The low sputter of the two-stroke engine roared into a high-pitched whine as I pressed down on the throttle, spiking the marker on the tachometer followed summarily by the speedometer. The sled shot forward and my arms stretched straight out, seemingly pulled along by the handlebars.  I let out a whoop of excitement as the responsiveness took me by surprise, and I eased off the gas allowing the drag of the snow to quickly curb my speed.

I soon got more comfortable on this 500-pound machine, allowing myself to run it at full speed on the open, flat stretches of the meadow. I began venturing into the traces of untracked powder near the trees where I could sail through the wind-loaded glades. Snowmobiling began to feel like more than just a speed thrill, and I glimpsed the appeal of a sport I’d often heard criticized.

The powder billows above and around, almost akin to skiing. The whirring of the engine somehow seems muted.  And yet, it’s work. The snow pulls at the sled without the ruts of previous tracks to guide it. I slide my center of gravity to the left, leaning to place my weight over one ski, allowing it to dig into the turn.


“When you get into the deep stuff, the track [of the snowmobile] will start to spin without really grabbing,” said Shannon Peacock, a guide for Coldstream Adventures, a local snowmobile touring company. “It feels like you’re in water — essentially you are.”

That sub-zero water isn’t always easy to swim through. Traversing a hillside, which requires leaning into the hill to fight the pull of gravity downward, found me slipping into a tree well on two occasions before successfully finding the right combination of pull and throttle. As Peacock had cautioned mere minutes earlier, “Getting stuck is part of snowmobiling — if you’re doing it right.”

The exploding popularity of snowmobiling is explained less by the thrill of riding, however, than by the demand for expanded backcountry skiing access. Zooming at 30-plus miles per hour to the top of an untracked line sounds much better than trudging for hours on touring skins to get to the same spot. Imagine having your own personal chairlift in the deepest parts of the backcountry! Still, on my first ever day on a snowmobile, skiing was the last thing on my mind. All I wanted to do was float through the powder, conquer that difficult side hill traverse and open the throttle across the meadow.
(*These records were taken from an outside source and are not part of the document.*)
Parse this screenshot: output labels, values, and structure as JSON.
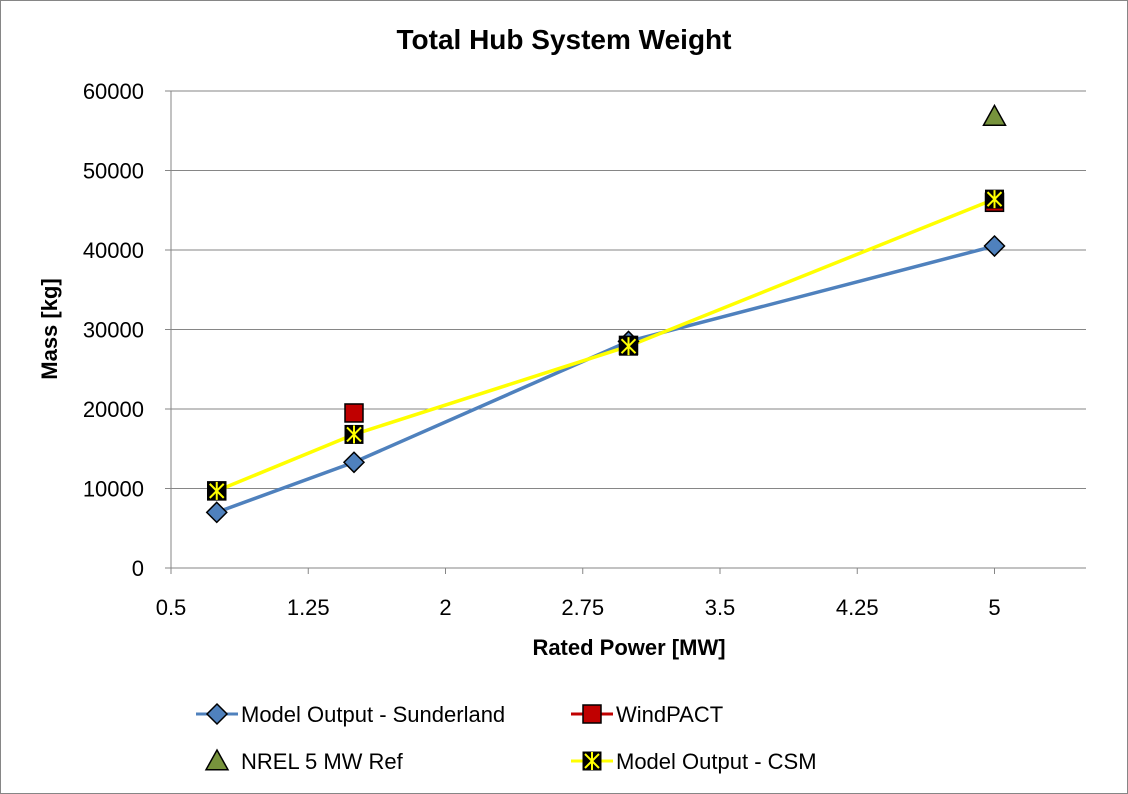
{
  "chart_data": {
    "type": "line",
    "title": "Total Hub System Weight",
    "xlabel": "Rated Power [MW]",
    "ylabel": "Mass [kg]",
    "xlim": [
      0.5,
      5.5
    ],
    "ylim": [
      0,
      60000
    ],
    "x_ticks": [
      0.5,
      1.25,
      2,
      2.75,
      3.5,
      4.25,
      5
    ],
    "x_tick_labels": [
      "0.5",
      "1.25",
      "2",
      "2.75",
      "3.5",
      "4.25",
      "5"
    ],
    "y_ticks": [
      0,
      10000,
      20000,
      30000,
      40000,
      50000,
      60000
    ],
    "y_tick_labels": [
      "0",
      "10000",
      "20000",
      "30000",
      "40000",
      "50000",
      "60000"
    ],
    "grid": "horizontal",
    "legend_position": "bottom",
    "series": [
      {
        "name": "Model Output - Sunderland",
        "color": "#4f81bd",
        "marker": "diamond",
        "line": true,
        "points": [
          [
            0.75,
            7000
          ],
          [
            1.5,
            13300
          ],
          [
            3.0,
            28500
          ],
          [
            5.0,
            40500
          ]
        ]
      },
      {
        "name": "WindPACT",
        "color": "#c00000",
        "marker": "square",
        "line": false,
        "points": [
          [
            0.75,
            9700
          ],
          [
            1.5,
            19500
          ],
          [
            3.0,
            28000
          ],
          [
            5.0,
            46000
          ]
        ]
      },
      {
        "name": "NREL 5 MW Ref",
        "color": "#77933c",
        "marker": "triangle",
        "line": false,
        "points": [
          [
            5.0,
            56800
          ]
        ]
      },
      {
        "name": "Model Output - CSM",
        "color": "#ffff00",
        "marker": "asterisk-square",
        "line": true,
        "points": [
          [
            0.75,
            9700
          ],
          [
            1.5,
            16800
          ],
          [
            3.0,
            27900
          ],
          [
            5.0,
            46400
          ]
        ]
      }
    ]
  }
}
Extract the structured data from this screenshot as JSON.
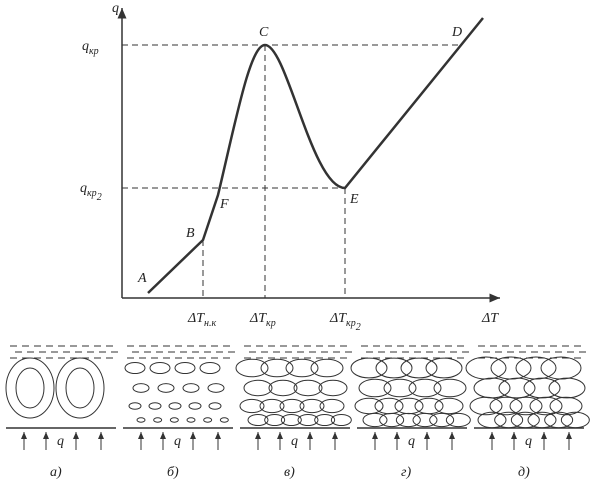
{
  "axes": {
    "y_label": "q",
    "x_label": "ΔT"
  },
  "y_marks": [
    {
      "main": "q",
      "sub": "кр"
    },
    {
      "main": "q",
      "sub": "кр",
      "subsub": "2"
    }
  ],
  "x_marks": [
    {
      "main": "ΔT",
      "sub": "н.к"
    },
    {
      "main": "ΔT",
      "sub": "кр"
    },
    {
      "main": "ΔT",
      "sub": "кр",
      "subsub": "2"
    }
  ],
  "points": [
    "A",
    "B",
    "C",
    "D",
    "E",
    "F"
  ],
  "panels": [
    {
      "label": "а)",
      "q": "q"
    },
    {
      "label": "б)",
      "q": "q"
    },
    {
      "label": "в)",
      "q": "q"
    },
    {
      "label": "г)",
      "q": "q"
    },
    {
      "label": "д)",
      "q": "q"
    }
  ]
}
According to Larry Hahn, founder and president of Coldstream Adventures, people are attracted to snowmobiling for “the adventure and entertainment,” but Peacock adds, “the draw [for me] is that I can get places at certain times when nobody is out there. It’s definitely one of the most rewarding and challenging things I’ve ever done.”
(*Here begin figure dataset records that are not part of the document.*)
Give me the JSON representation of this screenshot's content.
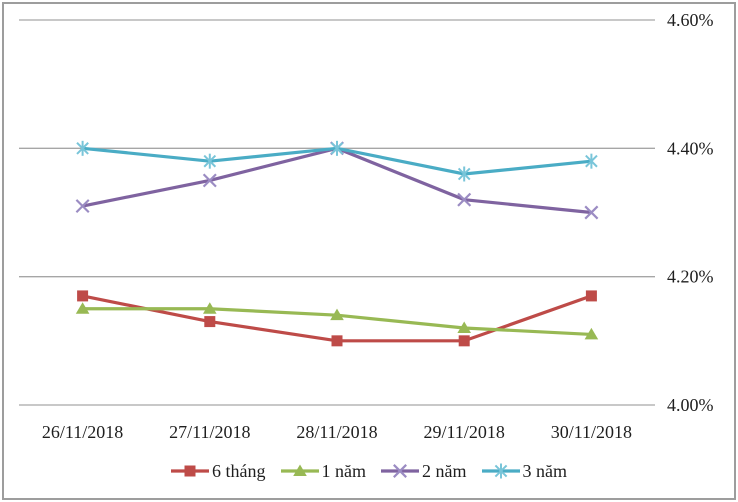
{
  "chart_data": {
    "type": "line",
    "title": "",
    "x_categories": [
      "26/11/2018",
      "27/11/2018",
      "28/11/2018",
      "29/11/2018",
      "30/11/2018"
    ],
    "y_axis": {
      "side": "right",
      "min": 4.0,
      "max": 4.6,
      "tick_labels": [
        "4.00%",
        "4.20%",
        "4.40%",
        "4.60%"
      ]
    },
    "grid": true,
    "legend_position": "bottom",
    "series": [
      {
        "name": "6 tháng",
        "color": "#be4b48",
        "marker": "square",
        "marker_color": "#be4b48",
        "values": [
          4.17,
          4.13,
          4.1,
          4.1,
          4.17
        ]
      },
      {
        "name": "1 năm",
        "color": "#98b954",
        "marker": "triangle",
        "marker_color": "#98b954",
        "values": [
          4.15,
          4.15,
          4.14,
          4.12,
          4.11
        ]
      },
      {
        "name": "2 năm",
        "color": "#7f63a0",
        "marker": "x",
        "marker_color": "#9b8cc3",
        "values": [
          4.31,
          4.35,
          4.4,
          4.32,
          4.3
        ]
      },
      {
        "name": "3 năm",
        "color": "#4aacc5",
        "marker": "asterisk",
        "marker_color": "#79c5d9",
        "values": [
          4.4,
          4.38,
          4.4,
          4.36,
          4.38
        ]
      }
    ],
    "colors": {
      "frame": "#9d9d9d",
      "gridline": "#a6a6a6",
      "text": "#1f1f1f"
    }
  }
}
The exhilaration I felt gave me new eyes for the sport. Snowmobiles are, after all loud, gas-guzzling machines that allow people to tread further into the mountains than they might otherwise be able. But Hahn, who pays for the facilities and grooming of multi-use trails on the 3,000 acres he leases in Coldstream Canyon, said “We try to preach tread lightly. Of course, there’s some guys out there that just ruin it for everybody, like anything else, but we do our best.” The trails left by the snowmobiles also have the secondary effect of improving access for others, creating paths for touring and snowshoeing.
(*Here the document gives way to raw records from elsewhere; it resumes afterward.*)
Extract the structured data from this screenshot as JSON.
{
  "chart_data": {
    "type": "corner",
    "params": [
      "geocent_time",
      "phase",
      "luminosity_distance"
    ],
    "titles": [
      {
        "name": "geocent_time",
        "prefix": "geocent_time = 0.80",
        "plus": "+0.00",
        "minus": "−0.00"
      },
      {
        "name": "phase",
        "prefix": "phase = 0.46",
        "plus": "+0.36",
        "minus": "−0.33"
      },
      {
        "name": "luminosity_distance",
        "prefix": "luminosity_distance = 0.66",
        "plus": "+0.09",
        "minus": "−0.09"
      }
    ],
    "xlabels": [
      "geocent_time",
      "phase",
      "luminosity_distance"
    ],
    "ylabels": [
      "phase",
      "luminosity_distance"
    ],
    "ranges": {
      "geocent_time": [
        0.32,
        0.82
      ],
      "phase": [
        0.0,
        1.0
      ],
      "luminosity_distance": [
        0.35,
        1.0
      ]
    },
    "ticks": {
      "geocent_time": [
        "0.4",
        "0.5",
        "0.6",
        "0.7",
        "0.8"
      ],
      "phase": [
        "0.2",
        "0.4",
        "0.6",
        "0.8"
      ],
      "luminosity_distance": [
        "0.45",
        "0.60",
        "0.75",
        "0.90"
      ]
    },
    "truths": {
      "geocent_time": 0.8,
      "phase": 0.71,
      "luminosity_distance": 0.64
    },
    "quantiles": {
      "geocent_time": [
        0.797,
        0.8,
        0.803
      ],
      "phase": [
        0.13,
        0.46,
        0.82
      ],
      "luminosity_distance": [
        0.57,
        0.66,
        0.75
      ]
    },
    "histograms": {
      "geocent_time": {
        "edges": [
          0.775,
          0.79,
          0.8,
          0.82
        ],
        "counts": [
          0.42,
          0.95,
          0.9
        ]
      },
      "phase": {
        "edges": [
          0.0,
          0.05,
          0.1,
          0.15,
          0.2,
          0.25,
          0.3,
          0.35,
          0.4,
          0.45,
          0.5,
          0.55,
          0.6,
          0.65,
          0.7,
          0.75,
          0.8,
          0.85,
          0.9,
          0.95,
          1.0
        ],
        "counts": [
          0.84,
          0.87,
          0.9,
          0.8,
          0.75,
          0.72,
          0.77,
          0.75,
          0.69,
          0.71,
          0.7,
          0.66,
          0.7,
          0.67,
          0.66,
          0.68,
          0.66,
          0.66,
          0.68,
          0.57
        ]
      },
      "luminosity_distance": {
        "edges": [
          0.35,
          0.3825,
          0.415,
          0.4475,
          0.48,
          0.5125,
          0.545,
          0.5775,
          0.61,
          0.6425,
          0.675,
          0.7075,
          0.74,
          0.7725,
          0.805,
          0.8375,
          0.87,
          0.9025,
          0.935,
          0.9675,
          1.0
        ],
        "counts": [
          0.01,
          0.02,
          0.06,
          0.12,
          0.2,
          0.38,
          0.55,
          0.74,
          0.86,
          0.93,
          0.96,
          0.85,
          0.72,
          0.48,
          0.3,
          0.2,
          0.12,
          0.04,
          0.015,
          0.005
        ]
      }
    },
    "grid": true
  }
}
Reducing fossil fuel consumption and protecting our natural environment are essential goals, and the cultural shift required to address the problems facing our society may well leave snowmobiling to the past. But, I believe it’s also important to have a little fun and take a break from the tedium of our day-to-day. For many, Snowmobiling is that escape. It’s a passion, recreation, and livelihood. And to the would-be complainers, I recommend one thing: give it a try. Seriously, it’s fun.